23 Wn. App. at 714-15. See also In re Carpenter, 21 Wash. App. 814, 820, 587 P.2d 588 (1978). Defendant relies on Diimmel v. Campbell, 68 Wash. 2d 697, 414 P.2d 1022 (1966), in which the Supreme Court affirmed an order granting a new trial. In Diimmel, the trial judge's former law partner had written a letter expressing an opinion that corresponded to the judge's ruling in the case. The judge was made aware of the existence of the letter before the trial and of its contents after his ruling. The case is distinguishable. It involved a trial to the court which decided the case on the merits. This case was a trial by jury where the judge did not decide the merits of the case and was largely without discretion in sentencing because a mandatory minimum sentence is involved. The judge in Diimmel knew of the existence of the letter, but not its contents, before he made his ruling. In this case, the court was unaware of the prior representation until well after the trial. Defendant waived his right to make an appearance of fairness objection.

[4] Finally, we recognize that a trial court's order granting a new trial should be reversed only for manifest abuse of discretion. Diimmel v. Campbell, supra. Such abuse occurs as a matter of law when there is no adequate legal basis for the order. Mulka v. Keyes, 41 Wash. 2d 427, 441, 249 P.2d 972 (1952). Our review suggests to us that the trial judge was principally motivated by compassion in granting a new trial. Commendable as this most certainly was, it did *815 not suffice as a substitute for proper judicial discretion.

Reversed.

REED, C.J., and PETRIE, J., concur.

Reconsideration denied June 3, 1982.

Review denied by Supreme Court September 13, 1982.

NOTES

[1] Defendant made no contention in the trial court or here that the trial judge erred in allowing defendant to represent himself. The order granting a new trial expressly found that defendant was competent to waive counsel and did so knowingly and voluntarily.

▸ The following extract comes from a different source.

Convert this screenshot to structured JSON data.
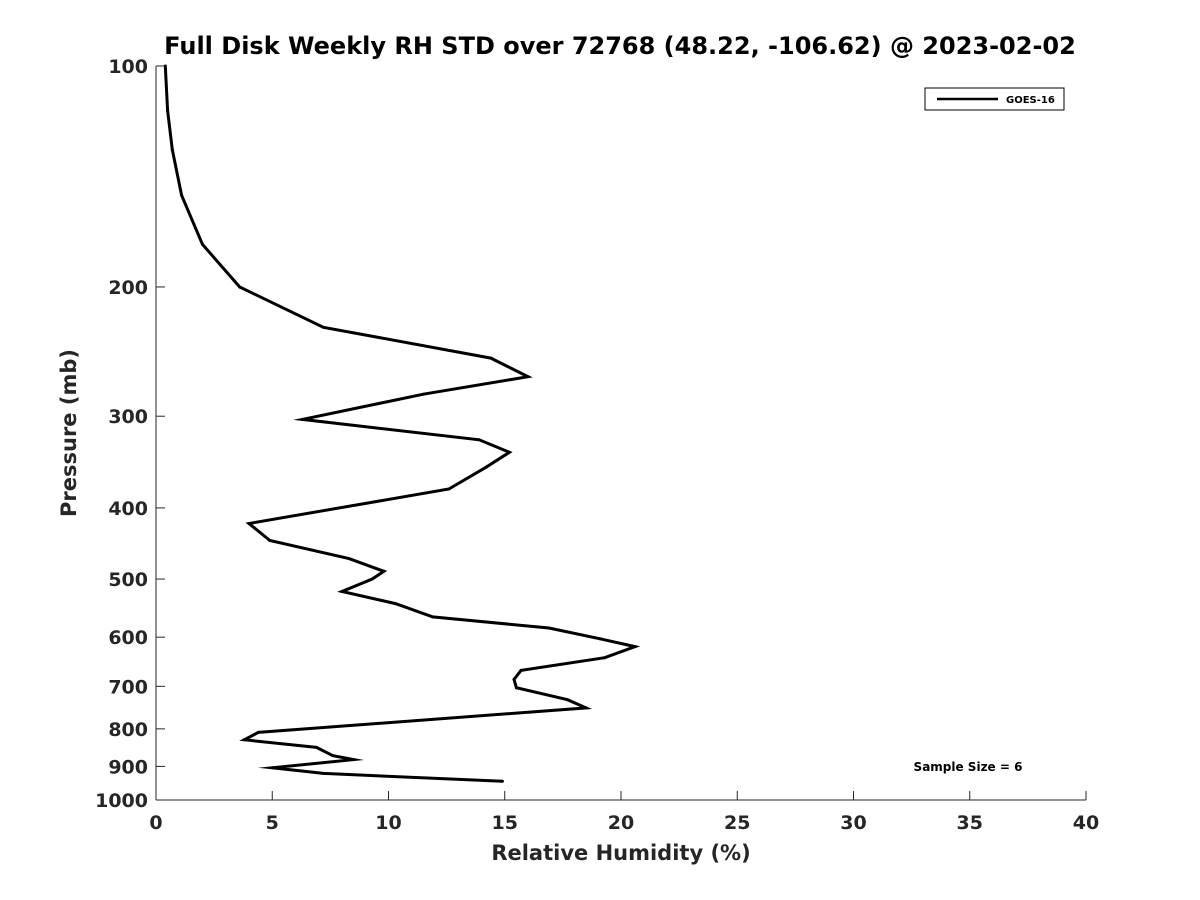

[2] We note here that the trial court remarked, in ruling on the motions, that on retrial defendant would be represented by counsel. This is an unfounded assumption. Defendant's right to a pro se defense cannot be abridged by the court. State v. Jessup, 31 Wash. App. 304, 641 P.2d 1185 (1982). We also note that a new trial should be granted only if the claimed error was prejudicial (State v. Forbes, 74 Wash. 2d 420, 423, 445 P.2d 204 (1968)), i.e., an error which, if eliminated, would change the result. State v. Smith, 72 Wash. 2d 479, 484, 434 P.2d 5 (1967). Because defendant has the absolute right to represent himself again, we see no basis for assuming that he would not make the same or similar mistakes.